Still, until Yat becomes more decentralized, it can’t yet give users the complete control it aspires to. At present, the Terms & Conditions give Yat the authority to terminate or suspend users at its discretion, but the company claims it hasn’t yet booted anyone from the system.
“As Yat becomes more decentralized, our terms and conditions won’t be important,” Jain said. “This is the nature of pursuing a progressive decentralization strategy.”
In its “generation zero” phase (an open beta), Yat claims to have sold almost $20 million worth of emoji identities. Now, as the waitlist to get a Yat ends, Yat is posting some rare emoji identities on OpenSea, the NFT marketplace that recently reached a valuation of $1.5 billion.
A still image of a Yat visualizer creation
“For the first time ever, we’re going to be auctioning some Yats on OpenSea, and we’re going to be launching minting of Yats on Ethereum,” Jain said. Before minting Yats as NFTs, users can create a digital art landscape for their Yats through a Visualizer. These features, as well as new emojis in the Yat emoji set, will launch this evening at a virtual event called Yat Horizon.
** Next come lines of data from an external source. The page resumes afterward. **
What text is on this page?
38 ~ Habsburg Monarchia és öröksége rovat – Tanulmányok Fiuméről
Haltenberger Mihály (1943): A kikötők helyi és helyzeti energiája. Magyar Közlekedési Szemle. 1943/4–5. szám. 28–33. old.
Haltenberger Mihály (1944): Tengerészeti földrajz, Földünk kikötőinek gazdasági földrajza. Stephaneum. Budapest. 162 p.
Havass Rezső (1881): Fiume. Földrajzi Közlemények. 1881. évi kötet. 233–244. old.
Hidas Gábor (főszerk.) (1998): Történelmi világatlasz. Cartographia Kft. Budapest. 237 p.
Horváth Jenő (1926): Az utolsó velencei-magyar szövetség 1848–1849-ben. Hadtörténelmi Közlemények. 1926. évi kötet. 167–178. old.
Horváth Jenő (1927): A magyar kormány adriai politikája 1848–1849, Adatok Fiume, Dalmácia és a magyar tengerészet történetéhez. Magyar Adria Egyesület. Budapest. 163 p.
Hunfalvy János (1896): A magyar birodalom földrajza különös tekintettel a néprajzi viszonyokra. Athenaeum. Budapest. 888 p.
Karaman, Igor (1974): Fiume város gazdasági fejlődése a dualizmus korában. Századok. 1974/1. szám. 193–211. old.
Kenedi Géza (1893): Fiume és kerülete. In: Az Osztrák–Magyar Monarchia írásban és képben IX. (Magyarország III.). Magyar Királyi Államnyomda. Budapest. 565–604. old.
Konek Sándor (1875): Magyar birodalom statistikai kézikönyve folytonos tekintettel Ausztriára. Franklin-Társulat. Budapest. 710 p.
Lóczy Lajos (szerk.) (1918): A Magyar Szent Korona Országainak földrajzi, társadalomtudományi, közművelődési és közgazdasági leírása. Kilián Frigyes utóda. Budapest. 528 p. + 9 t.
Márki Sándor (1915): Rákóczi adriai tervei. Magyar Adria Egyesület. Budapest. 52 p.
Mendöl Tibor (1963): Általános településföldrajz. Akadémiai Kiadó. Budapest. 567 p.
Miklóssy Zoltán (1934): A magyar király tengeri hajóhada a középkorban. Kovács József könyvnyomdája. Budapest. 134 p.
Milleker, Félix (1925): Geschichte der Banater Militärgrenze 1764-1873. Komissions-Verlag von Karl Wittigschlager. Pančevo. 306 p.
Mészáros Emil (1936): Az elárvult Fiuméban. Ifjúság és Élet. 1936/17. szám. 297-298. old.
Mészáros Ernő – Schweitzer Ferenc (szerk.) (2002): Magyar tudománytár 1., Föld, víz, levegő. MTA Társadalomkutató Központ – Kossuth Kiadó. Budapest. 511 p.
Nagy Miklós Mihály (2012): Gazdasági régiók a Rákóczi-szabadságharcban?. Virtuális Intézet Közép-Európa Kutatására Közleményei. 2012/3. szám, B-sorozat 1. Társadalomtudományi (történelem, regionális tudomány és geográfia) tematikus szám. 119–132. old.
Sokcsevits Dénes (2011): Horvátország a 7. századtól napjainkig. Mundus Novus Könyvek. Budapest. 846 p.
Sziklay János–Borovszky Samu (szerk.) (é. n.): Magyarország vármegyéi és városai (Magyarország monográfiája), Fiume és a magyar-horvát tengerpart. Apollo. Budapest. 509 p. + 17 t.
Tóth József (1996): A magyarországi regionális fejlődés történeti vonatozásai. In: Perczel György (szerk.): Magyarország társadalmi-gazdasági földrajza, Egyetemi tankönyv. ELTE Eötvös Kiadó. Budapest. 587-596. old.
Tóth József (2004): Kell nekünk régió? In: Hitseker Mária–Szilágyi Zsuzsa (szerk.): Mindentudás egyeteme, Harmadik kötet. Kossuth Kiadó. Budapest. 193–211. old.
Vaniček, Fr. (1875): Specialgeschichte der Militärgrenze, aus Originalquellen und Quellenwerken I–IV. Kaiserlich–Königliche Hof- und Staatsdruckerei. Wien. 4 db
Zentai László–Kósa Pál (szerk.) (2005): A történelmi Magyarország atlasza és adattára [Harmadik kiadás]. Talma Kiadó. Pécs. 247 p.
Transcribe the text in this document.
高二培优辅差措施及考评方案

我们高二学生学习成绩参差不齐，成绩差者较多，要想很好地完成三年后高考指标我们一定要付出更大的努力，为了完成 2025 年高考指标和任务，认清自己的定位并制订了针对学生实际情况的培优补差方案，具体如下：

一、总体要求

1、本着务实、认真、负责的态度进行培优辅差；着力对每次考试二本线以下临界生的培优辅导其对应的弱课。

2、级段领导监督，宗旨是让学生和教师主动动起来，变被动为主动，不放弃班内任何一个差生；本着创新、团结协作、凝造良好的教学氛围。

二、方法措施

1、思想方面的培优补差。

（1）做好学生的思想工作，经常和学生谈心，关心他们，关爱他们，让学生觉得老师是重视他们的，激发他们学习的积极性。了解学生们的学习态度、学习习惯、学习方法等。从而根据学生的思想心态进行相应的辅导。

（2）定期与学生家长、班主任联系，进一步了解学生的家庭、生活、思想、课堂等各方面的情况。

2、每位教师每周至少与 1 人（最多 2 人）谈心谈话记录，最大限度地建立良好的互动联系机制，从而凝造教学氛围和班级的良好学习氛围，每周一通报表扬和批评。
“Yat Creators will now have more rights,” Jain said about the new ability to mint Yats as NFTs. “We are going to continue to pursue progressive decentralization until we achieve our ultimate goal: making Yat the best self-directed, self-sovereign identity system for all.”
Consumers have a demonstrated interest in retaining greater privacy on the internet — data shows that in iOS 14.5, 96% of users opted out of ad tracking. But the decentralization movement hasn’t yet been able to market its privacy advantages to the mainstream. Yat helps solve this problem because even if you don’t understand what blockchain means, you understand that having a personal string of emojis is pretty fun. But, before you spend $425,000 on a single-emoji username, keep in mind that Yat’s vision will only completely materialize with the advent of Web 3.0, and we don’t yet know when or if that will happen.